Folks in Williamson County were less pleased. Currently split into northern (Dist. 20) and southern (Dist. 52) halves, with Dist. 20 also including Milam County, Williamson would be divided three ways under Solomons’ plan, including a new Dist. 149 that would link Milam and Burnet counties in a barbell shape via a very thin strip running along the southern border of Wilco, meaning some Austin residents would be matched up with far-flung rural communities such as Cameron, Rockdale, and Burnet.

Williamson County Democratic Party Chair Brian Hamon told the House Redistricting Committee this afternoon that the district was “absurdly shaped” and said he preferred the Mexican American Legal Defense Fund proposal, which would link those counties via a much broader swath of northern (and more rural) northern Wilco.

In other parts of the state, reaction was negative, especially from minority groups and legislators.

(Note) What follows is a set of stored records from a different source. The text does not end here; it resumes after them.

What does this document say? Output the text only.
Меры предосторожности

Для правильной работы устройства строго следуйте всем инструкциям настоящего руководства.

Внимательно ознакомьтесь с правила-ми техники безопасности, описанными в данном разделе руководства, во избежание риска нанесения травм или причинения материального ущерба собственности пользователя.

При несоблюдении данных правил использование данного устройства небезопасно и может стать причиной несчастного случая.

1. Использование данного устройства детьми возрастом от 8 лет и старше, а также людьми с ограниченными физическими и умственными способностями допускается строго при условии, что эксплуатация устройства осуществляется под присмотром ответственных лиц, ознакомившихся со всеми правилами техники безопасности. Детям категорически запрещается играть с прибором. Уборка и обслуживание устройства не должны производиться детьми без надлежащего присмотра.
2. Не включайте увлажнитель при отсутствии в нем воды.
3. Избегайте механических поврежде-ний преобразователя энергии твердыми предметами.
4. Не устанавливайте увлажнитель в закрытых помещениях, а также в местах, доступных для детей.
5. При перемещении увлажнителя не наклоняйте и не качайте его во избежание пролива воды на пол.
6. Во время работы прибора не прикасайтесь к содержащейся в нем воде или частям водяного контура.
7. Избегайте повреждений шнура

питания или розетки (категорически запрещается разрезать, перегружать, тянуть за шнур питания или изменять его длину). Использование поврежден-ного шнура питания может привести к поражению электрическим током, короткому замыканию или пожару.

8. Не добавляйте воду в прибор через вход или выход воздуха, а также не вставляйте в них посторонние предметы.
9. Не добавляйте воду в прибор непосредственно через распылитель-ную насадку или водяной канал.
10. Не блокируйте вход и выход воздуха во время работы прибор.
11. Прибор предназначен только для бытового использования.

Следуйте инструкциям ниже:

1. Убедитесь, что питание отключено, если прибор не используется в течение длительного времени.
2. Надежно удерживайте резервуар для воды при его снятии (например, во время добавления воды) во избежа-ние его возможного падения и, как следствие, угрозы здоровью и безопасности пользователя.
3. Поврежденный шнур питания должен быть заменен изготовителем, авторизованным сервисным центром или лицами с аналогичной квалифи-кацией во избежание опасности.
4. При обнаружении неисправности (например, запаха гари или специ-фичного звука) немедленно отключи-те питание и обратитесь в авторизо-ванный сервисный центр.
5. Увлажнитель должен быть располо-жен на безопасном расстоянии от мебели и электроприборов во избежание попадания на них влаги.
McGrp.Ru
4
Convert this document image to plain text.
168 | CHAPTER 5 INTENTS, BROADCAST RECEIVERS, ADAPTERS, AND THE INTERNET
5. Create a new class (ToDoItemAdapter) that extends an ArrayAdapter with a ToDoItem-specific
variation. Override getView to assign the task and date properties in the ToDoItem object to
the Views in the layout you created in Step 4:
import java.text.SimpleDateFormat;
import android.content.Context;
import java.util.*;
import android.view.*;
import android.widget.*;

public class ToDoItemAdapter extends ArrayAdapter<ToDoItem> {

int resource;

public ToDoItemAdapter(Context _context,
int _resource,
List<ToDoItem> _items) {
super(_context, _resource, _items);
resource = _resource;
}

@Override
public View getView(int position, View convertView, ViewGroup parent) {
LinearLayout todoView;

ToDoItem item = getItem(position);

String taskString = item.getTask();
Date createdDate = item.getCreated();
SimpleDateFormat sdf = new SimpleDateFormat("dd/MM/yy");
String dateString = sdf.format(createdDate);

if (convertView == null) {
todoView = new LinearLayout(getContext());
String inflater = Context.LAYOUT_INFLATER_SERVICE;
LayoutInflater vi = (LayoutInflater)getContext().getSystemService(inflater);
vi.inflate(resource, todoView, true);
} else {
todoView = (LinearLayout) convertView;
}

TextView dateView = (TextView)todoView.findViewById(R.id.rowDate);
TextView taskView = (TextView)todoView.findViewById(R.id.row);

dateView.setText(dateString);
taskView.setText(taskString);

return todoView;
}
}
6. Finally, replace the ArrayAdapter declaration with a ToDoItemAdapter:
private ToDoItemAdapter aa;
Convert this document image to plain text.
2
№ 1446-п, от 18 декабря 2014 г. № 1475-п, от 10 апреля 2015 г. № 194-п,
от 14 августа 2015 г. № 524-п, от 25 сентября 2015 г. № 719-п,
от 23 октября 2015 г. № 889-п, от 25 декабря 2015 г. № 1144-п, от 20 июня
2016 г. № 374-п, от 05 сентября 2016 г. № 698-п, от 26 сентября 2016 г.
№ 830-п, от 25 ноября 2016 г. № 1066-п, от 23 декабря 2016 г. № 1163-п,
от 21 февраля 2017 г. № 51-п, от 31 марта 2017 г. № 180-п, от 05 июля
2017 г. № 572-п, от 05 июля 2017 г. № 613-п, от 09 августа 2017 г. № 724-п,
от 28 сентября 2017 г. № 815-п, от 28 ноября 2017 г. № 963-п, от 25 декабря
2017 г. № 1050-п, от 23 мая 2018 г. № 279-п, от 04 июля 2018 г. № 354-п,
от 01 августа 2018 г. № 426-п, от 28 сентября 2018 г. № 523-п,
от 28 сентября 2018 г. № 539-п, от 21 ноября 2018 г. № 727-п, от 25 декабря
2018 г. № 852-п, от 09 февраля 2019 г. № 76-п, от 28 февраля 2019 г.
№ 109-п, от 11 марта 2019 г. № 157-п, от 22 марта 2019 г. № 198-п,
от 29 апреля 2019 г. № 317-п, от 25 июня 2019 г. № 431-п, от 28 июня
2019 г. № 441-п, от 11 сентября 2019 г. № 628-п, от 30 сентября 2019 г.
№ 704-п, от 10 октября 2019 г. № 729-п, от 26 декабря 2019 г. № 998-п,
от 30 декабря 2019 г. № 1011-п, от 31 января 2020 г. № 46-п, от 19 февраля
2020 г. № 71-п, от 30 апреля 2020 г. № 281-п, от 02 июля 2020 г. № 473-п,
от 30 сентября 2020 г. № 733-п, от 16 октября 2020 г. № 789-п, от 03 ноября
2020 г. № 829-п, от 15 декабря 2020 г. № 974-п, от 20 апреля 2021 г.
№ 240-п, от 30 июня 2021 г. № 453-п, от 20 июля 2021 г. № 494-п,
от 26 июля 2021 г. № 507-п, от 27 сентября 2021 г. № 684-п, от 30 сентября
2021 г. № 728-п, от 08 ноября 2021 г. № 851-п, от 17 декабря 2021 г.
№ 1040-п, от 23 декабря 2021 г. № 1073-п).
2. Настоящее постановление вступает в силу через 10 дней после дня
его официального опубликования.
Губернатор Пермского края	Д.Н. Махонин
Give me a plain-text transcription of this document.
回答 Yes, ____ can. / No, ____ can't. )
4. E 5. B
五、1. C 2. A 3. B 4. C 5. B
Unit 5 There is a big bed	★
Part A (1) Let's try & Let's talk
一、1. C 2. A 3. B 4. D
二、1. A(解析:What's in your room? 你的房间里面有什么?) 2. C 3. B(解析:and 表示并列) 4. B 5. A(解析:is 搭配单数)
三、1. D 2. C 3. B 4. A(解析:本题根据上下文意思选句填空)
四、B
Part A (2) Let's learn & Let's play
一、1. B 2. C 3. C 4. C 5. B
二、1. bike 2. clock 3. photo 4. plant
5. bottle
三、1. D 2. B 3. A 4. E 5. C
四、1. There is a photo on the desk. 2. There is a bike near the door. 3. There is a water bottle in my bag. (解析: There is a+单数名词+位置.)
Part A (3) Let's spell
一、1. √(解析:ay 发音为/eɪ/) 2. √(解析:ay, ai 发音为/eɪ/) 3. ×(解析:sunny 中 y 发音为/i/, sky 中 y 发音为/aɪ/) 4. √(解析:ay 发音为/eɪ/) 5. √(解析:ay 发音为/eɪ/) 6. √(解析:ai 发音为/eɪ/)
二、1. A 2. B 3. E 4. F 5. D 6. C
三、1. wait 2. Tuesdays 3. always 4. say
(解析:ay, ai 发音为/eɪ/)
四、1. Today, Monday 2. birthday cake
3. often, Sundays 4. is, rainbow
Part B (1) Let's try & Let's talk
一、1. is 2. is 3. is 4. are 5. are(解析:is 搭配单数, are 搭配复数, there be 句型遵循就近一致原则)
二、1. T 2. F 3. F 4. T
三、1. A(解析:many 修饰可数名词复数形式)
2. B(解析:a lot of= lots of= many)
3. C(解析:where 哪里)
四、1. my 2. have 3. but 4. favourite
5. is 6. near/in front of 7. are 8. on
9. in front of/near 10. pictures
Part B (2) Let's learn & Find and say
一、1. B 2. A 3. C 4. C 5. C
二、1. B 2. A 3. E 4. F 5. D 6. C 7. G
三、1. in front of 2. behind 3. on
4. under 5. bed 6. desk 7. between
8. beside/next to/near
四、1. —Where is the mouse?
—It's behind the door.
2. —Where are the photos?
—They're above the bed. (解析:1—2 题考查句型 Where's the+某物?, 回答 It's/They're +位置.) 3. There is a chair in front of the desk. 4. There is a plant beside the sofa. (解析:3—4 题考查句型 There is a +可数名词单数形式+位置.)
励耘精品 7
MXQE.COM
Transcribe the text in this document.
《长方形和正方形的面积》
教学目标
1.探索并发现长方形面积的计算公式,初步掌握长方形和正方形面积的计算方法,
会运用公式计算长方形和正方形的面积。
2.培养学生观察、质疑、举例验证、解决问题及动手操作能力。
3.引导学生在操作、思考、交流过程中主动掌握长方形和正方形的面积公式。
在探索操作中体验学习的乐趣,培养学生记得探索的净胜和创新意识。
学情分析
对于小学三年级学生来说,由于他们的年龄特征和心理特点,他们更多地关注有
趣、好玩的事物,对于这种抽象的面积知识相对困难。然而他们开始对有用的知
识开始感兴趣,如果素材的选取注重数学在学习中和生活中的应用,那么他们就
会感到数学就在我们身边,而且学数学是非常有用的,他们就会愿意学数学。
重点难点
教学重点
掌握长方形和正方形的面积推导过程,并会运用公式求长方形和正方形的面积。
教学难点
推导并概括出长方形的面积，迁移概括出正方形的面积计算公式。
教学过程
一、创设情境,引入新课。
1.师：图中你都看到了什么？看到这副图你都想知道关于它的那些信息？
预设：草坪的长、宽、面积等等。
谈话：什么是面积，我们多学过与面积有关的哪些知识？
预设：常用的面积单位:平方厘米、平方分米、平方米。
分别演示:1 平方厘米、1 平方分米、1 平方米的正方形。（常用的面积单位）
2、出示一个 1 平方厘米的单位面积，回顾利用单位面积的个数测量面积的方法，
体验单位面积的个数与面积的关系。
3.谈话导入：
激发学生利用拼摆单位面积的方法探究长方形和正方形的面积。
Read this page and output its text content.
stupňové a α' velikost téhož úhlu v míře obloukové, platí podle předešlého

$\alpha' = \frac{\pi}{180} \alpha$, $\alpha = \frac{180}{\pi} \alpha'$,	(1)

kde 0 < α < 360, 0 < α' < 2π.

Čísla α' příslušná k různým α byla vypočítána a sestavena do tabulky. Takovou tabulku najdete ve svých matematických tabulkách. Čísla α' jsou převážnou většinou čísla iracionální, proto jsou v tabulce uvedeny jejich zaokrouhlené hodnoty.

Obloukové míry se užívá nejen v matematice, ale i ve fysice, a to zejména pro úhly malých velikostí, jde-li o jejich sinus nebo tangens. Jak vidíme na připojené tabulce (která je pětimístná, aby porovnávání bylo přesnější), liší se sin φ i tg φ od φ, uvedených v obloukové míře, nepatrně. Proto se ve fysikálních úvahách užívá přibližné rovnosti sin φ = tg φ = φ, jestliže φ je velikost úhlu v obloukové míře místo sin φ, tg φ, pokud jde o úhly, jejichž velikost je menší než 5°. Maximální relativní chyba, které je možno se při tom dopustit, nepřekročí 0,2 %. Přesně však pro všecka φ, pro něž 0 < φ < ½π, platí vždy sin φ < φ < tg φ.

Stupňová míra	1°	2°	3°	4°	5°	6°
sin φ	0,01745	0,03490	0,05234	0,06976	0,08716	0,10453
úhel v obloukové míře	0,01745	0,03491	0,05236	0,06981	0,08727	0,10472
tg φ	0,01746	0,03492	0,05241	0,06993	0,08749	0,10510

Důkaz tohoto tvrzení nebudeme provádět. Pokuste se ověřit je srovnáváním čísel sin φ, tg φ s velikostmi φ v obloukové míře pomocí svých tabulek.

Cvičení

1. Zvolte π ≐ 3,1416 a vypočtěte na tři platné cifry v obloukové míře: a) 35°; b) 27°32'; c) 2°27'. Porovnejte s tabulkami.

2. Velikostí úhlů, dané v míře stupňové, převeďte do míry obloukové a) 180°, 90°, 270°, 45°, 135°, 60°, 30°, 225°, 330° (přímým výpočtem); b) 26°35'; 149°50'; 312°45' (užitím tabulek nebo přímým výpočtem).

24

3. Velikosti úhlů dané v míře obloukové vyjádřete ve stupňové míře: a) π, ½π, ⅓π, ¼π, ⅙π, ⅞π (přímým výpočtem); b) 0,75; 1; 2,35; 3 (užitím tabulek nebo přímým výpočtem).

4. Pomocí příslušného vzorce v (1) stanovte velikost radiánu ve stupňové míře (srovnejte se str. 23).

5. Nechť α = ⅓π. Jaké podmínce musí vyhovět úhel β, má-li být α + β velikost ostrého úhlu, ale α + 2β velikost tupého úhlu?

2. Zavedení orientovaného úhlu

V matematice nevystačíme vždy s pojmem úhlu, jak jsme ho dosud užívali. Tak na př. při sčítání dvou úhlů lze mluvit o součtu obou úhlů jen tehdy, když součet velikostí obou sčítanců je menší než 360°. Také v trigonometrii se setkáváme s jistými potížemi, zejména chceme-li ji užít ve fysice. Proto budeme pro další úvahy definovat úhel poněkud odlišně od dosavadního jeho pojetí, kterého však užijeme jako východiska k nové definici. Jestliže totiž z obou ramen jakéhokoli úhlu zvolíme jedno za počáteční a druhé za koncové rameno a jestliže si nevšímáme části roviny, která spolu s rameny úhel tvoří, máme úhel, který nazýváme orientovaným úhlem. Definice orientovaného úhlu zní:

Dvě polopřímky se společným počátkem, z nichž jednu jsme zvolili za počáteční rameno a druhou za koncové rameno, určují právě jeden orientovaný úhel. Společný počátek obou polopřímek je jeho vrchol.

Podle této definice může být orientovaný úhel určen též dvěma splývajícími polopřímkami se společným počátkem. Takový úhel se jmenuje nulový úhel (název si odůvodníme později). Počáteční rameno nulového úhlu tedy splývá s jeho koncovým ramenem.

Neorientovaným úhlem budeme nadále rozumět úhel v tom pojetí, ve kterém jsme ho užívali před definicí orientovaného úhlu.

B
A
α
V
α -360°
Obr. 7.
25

"At first glance, there are districts with the proposed House map that would make Tom DeLay blush,” said Jessica Farrar, D-Houston, whose Dist. 148 would be substantially reshaped (but would not draw Farrar out of the district). She referred, of course, to the former U.S. House majority leader (and now convicted felon) who pushed the Legislature into an unprecedented mid-decade redistricting in 2003 to screw Democrats and increase GOP strength in Texas' Congressional delegation. “The map laid out today splits communities of interest and denies proper representation to people of color who drove the population growth in Texas for the past decade.”

The Texas Asian American Redistricting Initiative expressed “grave concern” with removal of the current Dist. 149, in the Houston area, currently represented by the Legislature’s only Vietnamese American, Hubert Vo.

“Removal of this district is unacceptable,” said TAARI director Rogene Gee Calvert, in a press release. “We are concerned that the Asian community of interest is split into five different districts under the initial plan, as has been the case for other Asian Towns thereby diluting their political strength and making accountability difficult to enforce.”

The TAARI even worried about Travis County, writing, “House Districts 47, 49, and 50 fracture the large Asian community along the northern border of the county substantially.”